Kita bisa membayangkan, bila upah buruh di wilayah DKI Jakarta pada tahun 2012
senilai Rp. 1.529.150,- maka hanya dengan
upah itulah ia harus melanjutkan hidupnya baik bagi yang lajang atau yang sudah
berkeluarga. Bila sakit ia tidak mendapat santunan kesehatan. Bila ia di-PHK,
ia tidak mendapat pesangon betapapun ia sudah lebih dari 5 tahun bekerja di
pabrik tersebut dan tentu saja mereka juga tidak akan pernah mendapatkan hak
pensiun selama dia bekerja. Bila ia kritis terhadap kebijakan perusahaan yang
merugikan kaum buruh, ia diputus
kontaknya atau dipaksa mengundurkan diri secara sepihak.
Dari
pemaparan di atas, sungguh nyata derajat penghisapan dan penindasan yang
dirasakan oleh buruh. Penghisapan ekonomi dalam bentuk jam kerja yang lebih
panjang, kerja tanpa kepastian status, pemangkasan hak-hak dasar atas
kesehatan, jaminan hari tua, kecelakaan dan kematian; seluruh syarat-syarat
menuju sejahtera seperti membentur dinding tebal. Demikian juga seiring sejalan
dengan penindasan atas hak-hak politik (demokratis) dalam hal berserikat
sebagai alat perjuangan yang semakin dipangkas. Sudah menjadi ketakutan umum
bagi buruh kontrak, bahwa ketika ia bergabung dengan Serikat Buruh sejati pada
saat itu juga mengancam statusnya kerjanya.
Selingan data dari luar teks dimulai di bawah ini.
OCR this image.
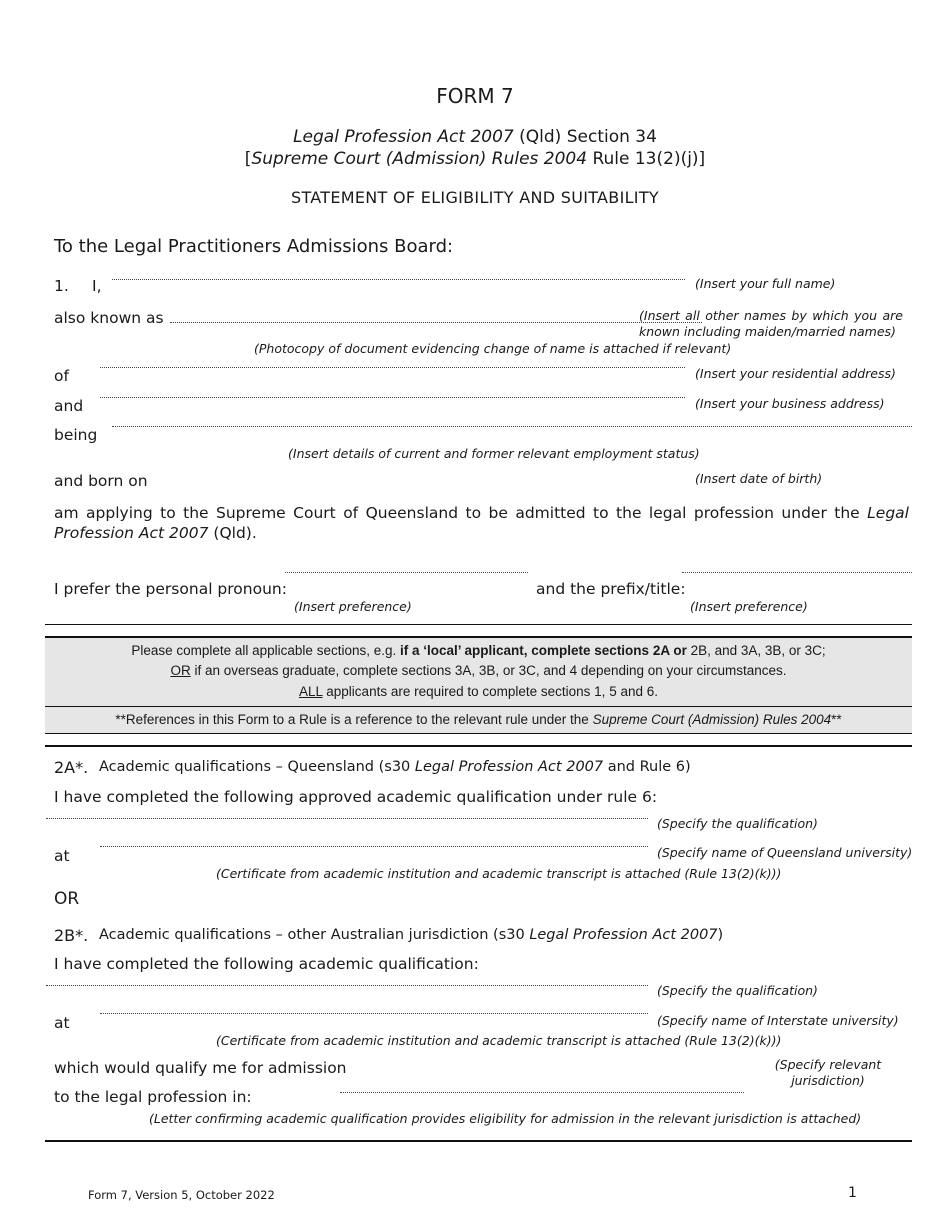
FORM 7
Legal Profession Act 2007 (Qld) Section 34
[Supreme Court (Admission) Rules 2004 Rule 13(2)(j)]
STATEMENT OF ELIGIBILITY AND SUITABILITY
To the Legal Practitioners Admissions Board:
1. I,	(Insert your full name)
also known as	(Insert all other names by which you are known including maiden/married names)
(Photocopy of document evidencing change of name is attached if relevant)
of	(Insert your residential address)
and	(Insert your business address)
being
(Insert details of current and former relevant employment status)
and born on	(Insert date of birth)
am applying to the Supreme Court of Queensland to be admitted to the legal profession under the Legal Profession Act 2007 (Qld).
I prefer the personal pronoun:	and the prefix/title:
(Insert preference)	(Insert preference)
Please complete all applicable sections, e.g. if a ‘local’ applicant, complete sections 2A or 2B, and 3A, 3B, or 3C;
OR if an overseas graduate, complete sections 3A, 3B, or 3C, and 4 depending on your circumstances.
ALL applicants are required to complete sections 1, 5 and 6.
**References in this Form to a Rule is a reference to the relevant rule under the Supreme Court (Admission) Rules 2004**
2A*. Academic qualifications – Queensland (s30 Legal Profession Act 2007 and Rule 6)
I have completed the following approved academic qualification under rule 6:
(Specify the qualification)
at	(Specify name of Queensland university)
(Certificate from academic institution and academic transcript is attached (Rule 13(2)(k)))
OR
2B*. Academic qualifications – other Australian jurisdiction (s30 Legal Profession Act 2007)
I have completed the following academic qualification:
(Specify the qualification)
at	(Specify name of Interstate university)
(Certificate from academic institution and academic transcript is attached (Rule 13(2)(k)))
which would qualify me for admission
to the legal profession in:
(Specify relevant jurisdiction)
(Letter confirming academic qualification provides eligibility for admission in the relevant jurisdiction is attached)
Form 7, Version 5, October 2022	1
Dengan mempermainkan waktu kontrak
sependek mungkin (sekitar 3 bulan, 6 bulan hingga setahun), maka status
kepastian kerja sangat rentan di pihak buruh. Besar kemungkinan bagi buruh yang
bergabung dengan Serikat Buruh sejati dan terlibat dalam perjuangan akan
di-PHK, dimutasi, dipaksa mundur dan tidak diperpanjang lagi kontrak 3 bulan
berikutnya. Dampak Berikutnya buruh kontrak yang tidak diperpanjang lagi masa
kontraknya, maka akan menambah angka pengangguran. Bertambahnya angka
pengangguran berarti menambah jumlah kemiskinan. Inilah hakekat penghancuran
sosial dari sistem kapitalisme berupa buruh kontrak ini; bagaimana ia berlaku
sebagai mesin kemiskinan yang setiap hari bekerja memproduksi kemiskinan secara
massal. Di mana hak-hak buruh atas kesejahteraan sosial-ekonomi diberangus dan
hak-hak politiknya dipangkas.
Dalam
praktek buruh kontrak, apa yang dalam teks perundang-undang hanya diperbolehkan
untuk jenis pekerjaan produksi tertentu (lihat pasal 58-59), namun dalam
lapangan prakteknya pihak perusahaan sudah menginjak-injak undang-undang yang
berlaku tersebut. Sudah menjadi
pengetahuan umum di kalangan buruh, bahwa pekerjaan produksi utama kini sudah
dikerjakan oleh buruh kontrak. Bahkan di banyak pabrik mayoritas buruhnya
adalah buruh kontrak. Artinya, buruh kontrak telah menjadi fenomena massal yang
mengerjakan bagian-bagian produksi utama yang semestinya dikerjakan oleh buruh
tetap. Bila ada pemeriksaan dari Dinas Tenaga Kerja Pemerintah setempat, mereka
disembunyikan atau dipaksa diam agar tidak ketahuan sebagai buruh yang
berstatus kontrak. Dengan suap dan manipulasi, masalah buruh kontrak mereka
sembunyikan di bawah karpet.
Dalam
berbagai keadaan, sistem buruh kontrak juga menjadi alat pemecah belah di dalam
kekuatan buruh. Meskipun sama-sama menjadi buruh, antara buruh tetap dan buruh
kontrak muncul perasaan seolah-olah memiliki status yang ‘lebih’ dan yang
‘kurang’ di antara mereka. Banyak buruh tetap yang ‘merasa aman’ kemudian
bersikap pasif dalam perjuangan karena tak mau kehilangan ‘status aman’-nya
yang relatif tersebut. sedangkan di pihak buruh kontrak merasa cemburu dengan
beban pekerjaan yang sama, namun tidak mendapatkan hak-hak sosial-ekonomi yang
dijamin perusahaan. Politik pecah belah sistem kapitalisme tidak hanya dalam
hal pembagian kerja (devision of labour) semata, namun sudah berkembang
pembagian status seperti ‘buruh tetap’ dan ‘buruh kontrak’. Bila tidak kita
sikapi dengan propaganda yang tepat, soal-soal konkrit semacam ini akan menjadi
pemecah-belah yang akan semakin melemahkan kekuatan dan persatuan buruh.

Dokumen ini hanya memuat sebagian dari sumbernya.